Malinda Hughes was named UMB’s Cecil S. Kelly Memorial Employee of the Year and before the ink had dried on the oversized check in her hands she was showing why she is such a special individual.
Hughes, recently promoted to chief of staff in the Office of Academic Affairs and the Graduate School, donated her $1,500 award to the UMB CURE Scholars Program, the University pipeline program that prepares West Baltimore middle schoolers for health and research careers.
“That’s Malinda,” UMB President Jay A. Perman, MD, told those at the Employee Recognition Luncheon after announcing what Hughes told him about the donation onstage.
As UMB’s May Employee of the Month, Hughes was automatically entered into the running for the annual award. She was recognized in May for her indispensable role in UMB’s 2 ½-year Middle States reaccreditation process.
Matt Lasecki, SPHR, chief human resources officer and host of the March 29 luncheon at the SMC Campus Center, read part of Hughes’ nomination entry. “Malinda almost single-handedly organized and executed the four-day Middle States site visit. She worked 16-plus-hour days, making sure every need of our visitors was cared for. She arranged for the meeting rooms, meals, escorts, badges, travel, copies, hotel rooms, pre-event briefings, etc. She even stayed at the hotel with them to be at their beck and call. There is no way UMB could have done this without her.”
Afterward, an emotional Hughes said she was honored just to be part of the group of dedicated, talented employees up for the award. “I ranked myself 12th of the 12. I’m just stunned,” she said, wiping a tear. “I didn’t see this coming.”
Asked about being the first UMB winner to donate her $1,500 prize, she said it was only fitting. “I am a UMB CURE Scholar mentor to two seventh-graders at Green Street Academy. And my office is two doors down from Robin Saunders, the UMB CURE executive director. I see how hard they work and I see the fruits of their labor by being a mentor. Donating the award money to this program will be the very best use for it.”
The luncheon started with Lasecki, with trivia from the milestone years, and Perman recognizing the 20-, 25-, 30- and 35-year employees who were honored. “Together, the long-serving employees we honor today have dedicated 1,685 years to this University,” Perman said. “And me? All told, I’ve given a dozen years to UMB. So it’s clear that UMB’s reputation — our good name and our good works — they say a lot more about all of you than they do about me.”
The 35-year group included Susan Borowy, Molly Lutz, and Elizabeth Waters (School of Medicine), Helen Edmond, Antoinette Fields, David Gipe, Francine Nickens, and Jo-Ann Sibiski (all from the School of Dentistry), Deborah Griffith, Anthony Jackson, Philip Peters, Anita Saulsbury, and Deborah Tatum (all from Administration and Finance) as well as Susan Gillette (Office of University Counsel) and James Reynolds (Academic Affairs).
“Persistence,” said Reynolds when asked what the 35 years meant to him.

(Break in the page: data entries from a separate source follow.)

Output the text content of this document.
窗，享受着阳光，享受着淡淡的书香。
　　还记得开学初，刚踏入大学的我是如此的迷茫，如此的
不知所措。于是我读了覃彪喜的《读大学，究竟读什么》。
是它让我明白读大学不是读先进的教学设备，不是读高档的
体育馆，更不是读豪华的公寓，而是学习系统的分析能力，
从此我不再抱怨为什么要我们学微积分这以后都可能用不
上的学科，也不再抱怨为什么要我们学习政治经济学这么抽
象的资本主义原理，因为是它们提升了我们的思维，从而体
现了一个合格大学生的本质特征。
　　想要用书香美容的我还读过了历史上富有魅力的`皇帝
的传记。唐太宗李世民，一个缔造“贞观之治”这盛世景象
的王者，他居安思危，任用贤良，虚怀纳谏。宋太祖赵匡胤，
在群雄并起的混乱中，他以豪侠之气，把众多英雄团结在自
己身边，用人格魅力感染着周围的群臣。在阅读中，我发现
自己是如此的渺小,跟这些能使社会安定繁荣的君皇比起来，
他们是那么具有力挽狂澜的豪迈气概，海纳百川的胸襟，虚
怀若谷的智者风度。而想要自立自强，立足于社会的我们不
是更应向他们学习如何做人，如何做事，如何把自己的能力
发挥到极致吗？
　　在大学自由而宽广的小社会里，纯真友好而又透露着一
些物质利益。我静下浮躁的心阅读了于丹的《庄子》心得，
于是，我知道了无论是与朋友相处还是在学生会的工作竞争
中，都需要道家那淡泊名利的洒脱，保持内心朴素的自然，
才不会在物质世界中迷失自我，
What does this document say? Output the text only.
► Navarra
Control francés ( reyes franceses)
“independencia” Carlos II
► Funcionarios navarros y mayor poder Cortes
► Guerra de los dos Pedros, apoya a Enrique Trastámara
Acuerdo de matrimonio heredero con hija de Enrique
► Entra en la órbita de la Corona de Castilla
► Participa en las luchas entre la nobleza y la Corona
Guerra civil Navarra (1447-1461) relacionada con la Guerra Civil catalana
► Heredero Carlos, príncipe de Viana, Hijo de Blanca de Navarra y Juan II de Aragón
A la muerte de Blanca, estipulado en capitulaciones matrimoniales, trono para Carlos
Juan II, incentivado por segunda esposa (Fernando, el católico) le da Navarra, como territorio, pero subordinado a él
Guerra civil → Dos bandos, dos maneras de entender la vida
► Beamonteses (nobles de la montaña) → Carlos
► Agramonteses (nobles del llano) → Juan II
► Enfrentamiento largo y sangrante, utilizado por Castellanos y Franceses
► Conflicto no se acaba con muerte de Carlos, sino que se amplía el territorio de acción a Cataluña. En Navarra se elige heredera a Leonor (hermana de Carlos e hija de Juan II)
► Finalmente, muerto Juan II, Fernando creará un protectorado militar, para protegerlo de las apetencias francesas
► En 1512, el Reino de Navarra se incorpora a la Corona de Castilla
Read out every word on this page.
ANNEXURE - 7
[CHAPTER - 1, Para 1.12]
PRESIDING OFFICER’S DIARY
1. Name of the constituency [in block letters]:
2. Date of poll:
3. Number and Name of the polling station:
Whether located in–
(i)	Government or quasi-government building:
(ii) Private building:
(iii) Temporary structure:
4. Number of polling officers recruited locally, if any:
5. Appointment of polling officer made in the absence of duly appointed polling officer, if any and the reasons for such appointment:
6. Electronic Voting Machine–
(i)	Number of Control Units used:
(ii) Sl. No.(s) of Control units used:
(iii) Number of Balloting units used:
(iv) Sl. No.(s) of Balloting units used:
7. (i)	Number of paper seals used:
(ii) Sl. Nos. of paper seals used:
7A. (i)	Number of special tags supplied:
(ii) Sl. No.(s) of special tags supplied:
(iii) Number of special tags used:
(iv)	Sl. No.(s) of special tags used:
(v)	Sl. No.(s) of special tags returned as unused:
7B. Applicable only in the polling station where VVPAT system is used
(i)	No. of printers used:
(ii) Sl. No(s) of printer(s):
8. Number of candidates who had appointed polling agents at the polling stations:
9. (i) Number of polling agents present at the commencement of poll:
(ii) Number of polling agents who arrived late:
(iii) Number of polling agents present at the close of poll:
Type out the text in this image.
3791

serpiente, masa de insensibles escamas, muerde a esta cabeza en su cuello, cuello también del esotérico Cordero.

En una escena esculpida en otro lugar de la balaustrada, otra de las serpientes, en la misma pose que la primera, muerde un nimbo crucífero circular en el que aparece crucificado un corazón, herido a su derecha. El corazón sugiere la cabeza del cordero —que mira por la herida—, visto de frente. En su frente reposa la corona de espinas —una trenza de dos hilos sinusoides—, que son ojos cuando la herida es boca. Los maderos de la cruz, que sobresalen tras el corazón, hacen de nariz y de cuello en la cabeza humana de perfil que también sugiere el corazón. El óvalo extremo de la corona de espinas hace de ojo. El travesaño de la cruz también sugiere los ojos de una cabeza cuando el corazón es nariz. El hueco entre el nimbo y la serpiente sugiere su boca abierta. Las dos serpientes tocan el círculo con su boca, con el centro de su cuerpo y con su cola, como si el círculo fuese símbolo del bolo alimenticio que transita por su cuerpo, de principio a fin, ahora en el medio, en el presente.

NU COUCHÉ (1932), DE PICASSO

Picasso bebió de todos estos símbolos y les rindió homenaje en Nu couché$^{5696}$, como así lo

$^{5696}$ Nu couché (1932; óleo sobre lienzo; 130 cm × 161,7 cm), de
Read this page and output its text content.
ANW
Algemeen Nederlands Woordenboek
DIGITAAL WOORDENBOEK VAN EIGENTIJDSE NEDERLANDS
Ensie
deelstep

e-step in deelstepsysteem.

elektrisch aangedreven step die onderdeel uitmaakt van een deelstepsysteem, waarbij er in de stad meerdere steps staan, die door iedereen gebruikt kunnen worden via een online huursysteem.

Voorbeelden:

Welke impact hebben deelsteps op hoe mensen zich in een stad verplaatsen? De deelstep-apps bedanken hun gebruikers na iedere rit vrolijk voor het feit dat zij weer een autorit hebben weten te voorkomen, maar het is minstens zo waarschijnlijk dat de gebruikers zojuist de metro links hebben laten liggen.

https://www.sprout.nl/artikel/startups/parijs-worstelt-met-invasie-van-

He started out in the School of Medicine as a clinical administrator in radiation oncology, went to the School of Dentistry for 17 years and then was briefly with the School of Public Health before moving to Academic Affairs in 2009, where he is assistant vice president of fiscal and administrative affairs. “But my fondest memories are of the School of Dentistry,” he said. “I really liked working for Dean [Richard] Ranney.”
Fellow 35-year honoree Griffith said it was hard to believe. “It feels just like yesterday. I did my first six years in the Finance Office and then in the Grants and Contracts Office, where I’ve been ever since,” said Griffith, who added she is “pretty proud of myself” to move up from an account clerk I to a senior administrator during her tenure.
Hughes wasn’t the only award winner recognized. Aphrodite Bodycomb (Academic Affairs), Rebecca Bowman-Rivas (Carey School of Law), and Sanjay Uchil (School of Medicine) were announced as nominees for Board of Regents Awards.
Then Christina Manoto, coordinator in Campus Life Services, received the $2,000 James T. Hill Scholarship, which was established to support the University’s commitment to staff development in recognition of the longtime vice president.
Manoto, a part-time student at UMBC the past six years, said the scholarship “will be perfect to help with my fees.” Striving to be the first college graduate in her family, she is excited to be closing in on her goal. “Everybody I work with is either in a master’s program or is going for a doctorate and here I am struggling to pass calculus,” she said with a smile. “Everyone here is so supportive. Even when I don’t think I can make it they tell me I can. I’m very thankful for all their support.”
UMB’s Community Service Award went to the Staff Senate for organizing many Universitywide outreach projects such as the Back to School Supply Drive and Holiday Gift Toy Drive to help local charities and needy neighborhood schools. Staff Senate President Colette Beaulieu, office manager in the Health Sciences and Human Services Library, deflected the praise after accepting the award. “I have to give credit to Lois Warner [coordinator, Foundation Relations] who is chair of our Outreach Committee. Without her none of these projects would get off the ground.”